Elsa Fottorino pour son roman « Parle tout bas »
Prix de littérature
Elsa Fottorino pour son roman Parle tout bas (éd. Mercure de France)
Rapport : Christophe Lucet
Avec son quatrième roman Parle tout bas (au Mercure de France), Elsa Fottorino s’est hissée dans la première liste du Goncourt 2021 et dans celle du jury Fémina. Une belle reconnaissance pour la romancière de 36 ans, fille de l’écrivain-journaliste Eric Fottorino. Que son père, qui a ses attaches à La Rochelle, ait déjà été primé par notre académie, ne doit pas faire penser à un quelconque népotisme. Car l’auteure de Mes petites morts (2009), Une Disparition (2012) et Nous partirons (2017) trace sa voie avec talent.

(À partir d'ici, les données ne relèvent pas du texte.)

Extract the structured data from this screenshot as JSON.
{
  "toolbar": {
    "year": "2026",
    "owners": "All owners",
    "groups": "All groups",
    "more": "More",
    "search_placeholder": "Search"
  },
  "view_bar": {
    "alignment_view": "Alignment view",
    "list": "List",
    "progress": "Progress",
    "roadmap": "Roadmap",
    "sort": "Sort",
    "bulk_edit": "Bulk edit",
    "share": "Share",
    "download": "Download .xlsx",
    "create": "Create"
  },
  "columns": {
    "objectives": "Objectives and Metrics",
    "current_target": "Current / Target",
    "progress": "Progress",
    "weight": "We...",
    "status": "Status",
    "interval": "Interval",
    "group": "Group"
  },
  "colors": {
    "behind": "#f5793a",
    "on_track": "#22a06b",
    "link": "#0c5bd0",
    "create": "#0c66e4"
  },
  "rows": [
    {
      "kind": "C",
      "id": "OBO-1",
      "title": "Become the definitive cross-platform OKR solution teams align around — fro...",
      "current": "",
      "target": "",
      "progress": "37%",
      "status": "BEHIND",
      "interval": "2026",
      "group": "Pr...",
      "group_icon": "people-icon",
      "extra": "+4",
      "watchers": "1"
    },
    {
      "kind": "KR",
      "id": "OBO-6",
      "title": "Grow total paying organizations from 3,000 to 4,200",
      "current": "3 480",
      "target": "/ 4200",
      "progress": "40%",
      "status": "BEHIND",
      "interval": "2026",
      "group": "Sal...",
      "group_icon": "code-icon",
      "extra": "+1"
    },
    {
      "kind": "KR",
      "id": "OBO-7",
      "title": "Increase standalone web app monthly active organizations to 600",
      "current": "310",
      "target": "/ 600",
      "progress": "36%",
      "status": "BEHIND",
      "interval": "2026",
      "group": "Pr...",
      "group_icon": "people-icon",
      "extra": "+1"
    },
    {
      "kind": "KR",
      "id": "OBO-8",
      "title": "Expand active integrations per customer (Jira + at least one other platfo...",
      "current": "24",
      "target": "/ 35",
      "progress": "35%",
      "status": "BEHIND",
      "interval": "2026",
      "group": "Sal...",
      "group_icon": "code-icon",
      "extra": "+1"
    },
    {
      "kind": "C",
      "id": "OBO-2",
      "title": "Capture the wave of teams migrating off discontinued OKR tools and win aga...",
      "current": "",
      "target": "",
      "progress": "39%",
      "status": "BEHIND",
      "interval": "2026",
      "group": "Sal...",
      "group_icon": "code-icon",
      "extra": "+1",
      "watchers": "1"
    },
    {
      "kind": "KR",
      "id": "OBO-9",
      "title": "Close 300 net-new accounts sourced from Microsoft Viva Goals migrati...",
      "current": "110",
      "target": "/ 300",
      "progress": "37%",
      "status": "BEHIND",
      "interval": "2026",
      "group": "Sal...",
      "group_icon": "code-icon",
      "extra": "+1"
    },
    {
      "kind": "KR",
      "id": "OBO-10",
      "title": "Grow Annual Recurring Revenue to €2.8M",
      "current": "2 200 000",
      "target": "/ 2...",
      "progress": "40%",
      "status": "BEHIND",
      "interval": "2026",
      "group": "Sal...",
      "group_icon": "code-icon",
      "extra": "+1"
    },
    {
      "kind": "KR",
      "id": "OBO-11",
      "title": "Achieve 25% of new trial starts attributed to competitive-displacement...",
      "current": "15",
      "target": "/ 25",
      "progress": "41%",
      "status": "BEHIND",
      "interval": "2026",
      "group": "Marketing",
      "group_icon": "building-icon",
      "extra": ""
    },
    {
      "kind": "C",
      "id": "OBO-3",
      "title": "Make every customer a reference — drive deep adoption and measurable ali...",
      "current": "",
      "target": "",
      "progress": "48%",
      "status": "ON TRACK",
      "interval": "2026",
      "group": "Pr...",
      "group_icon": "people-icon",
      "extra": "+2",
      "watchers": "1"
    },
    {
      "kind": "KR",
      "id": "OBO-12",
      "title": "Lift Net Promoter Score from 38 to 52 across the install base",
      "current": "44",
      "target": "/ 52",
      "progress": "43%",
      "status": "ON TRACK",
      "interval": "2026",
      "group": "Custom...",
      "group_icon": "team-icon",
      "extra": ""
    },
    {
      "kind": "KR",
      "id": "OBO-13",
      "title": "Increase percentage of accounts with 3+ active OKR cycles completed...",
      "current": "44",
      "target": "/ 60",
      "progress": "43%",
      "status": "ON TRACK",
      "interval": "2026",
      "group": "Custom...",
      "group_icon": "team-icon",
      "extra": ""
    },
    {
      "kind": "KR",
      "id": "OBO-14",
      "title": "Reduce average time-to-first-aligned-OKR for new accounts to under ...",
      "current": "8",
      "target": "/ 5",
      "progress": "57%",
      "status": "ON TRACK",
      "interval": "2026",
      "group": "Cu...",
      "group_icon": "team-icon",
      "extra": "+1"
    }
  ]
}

Ce roman est, selon ses termes, « un livre de l’intime ». Elsa Fottorino revient sur le viol dont elle fut victime à l’âge de dix-neuf ans lors d’une promenade en forêt. Une nouvelle variation dans la saga « #Metoo » ? Pas vraiment. Ce qui frappe dans ce roman distancié et subtil, c’est sa retenue, sa pudeur. Quinze ans après les faits, le temps a permis la décantation. La douleur est passée. L’auteure a attendu d’être en paix avec elle-même avant de prendre la plume.
Elle le fait à la faveur du resurgissement du passé, causé par l’arrestation fortuite du violeur présumé, et par les convocations que la police judiciaire adresse à la jeune femme. La surprise est brutale. Mais douce aussi puisque les mots pour dire le traumatisme reviennent, alors que la parole était enfouie. D’où l’atmosphère presque apaisée de ce livre où l’Elsa d’aujourd’hui semble s’adresser à sa cadette, dans un dédoublement qui permet de passer du récit au roman.
Maniant l’ellipse, E. Fottorino s’exprime en mode mineur, ce qui n’étonnera pas de cette pianiste amateure, rédactrice en chef de la revue Pianiste, collaboratrice à Classica, dont Franz Schubert est l’un des compositeurs fétiches et qui s’attache à retrouver la trace de compositrices oubliées comme Hélène de Montgeroult. « La musique est ma vie, elle m’a ramené dans le monde du langage », confiait-elle. Il parle tout bas et sans acrimonie de ce qui fut ; et avec ferveur de la douleur dépassée, de la vie qui renaît. Aussi tout un chacun peut-il y trouver une source vive.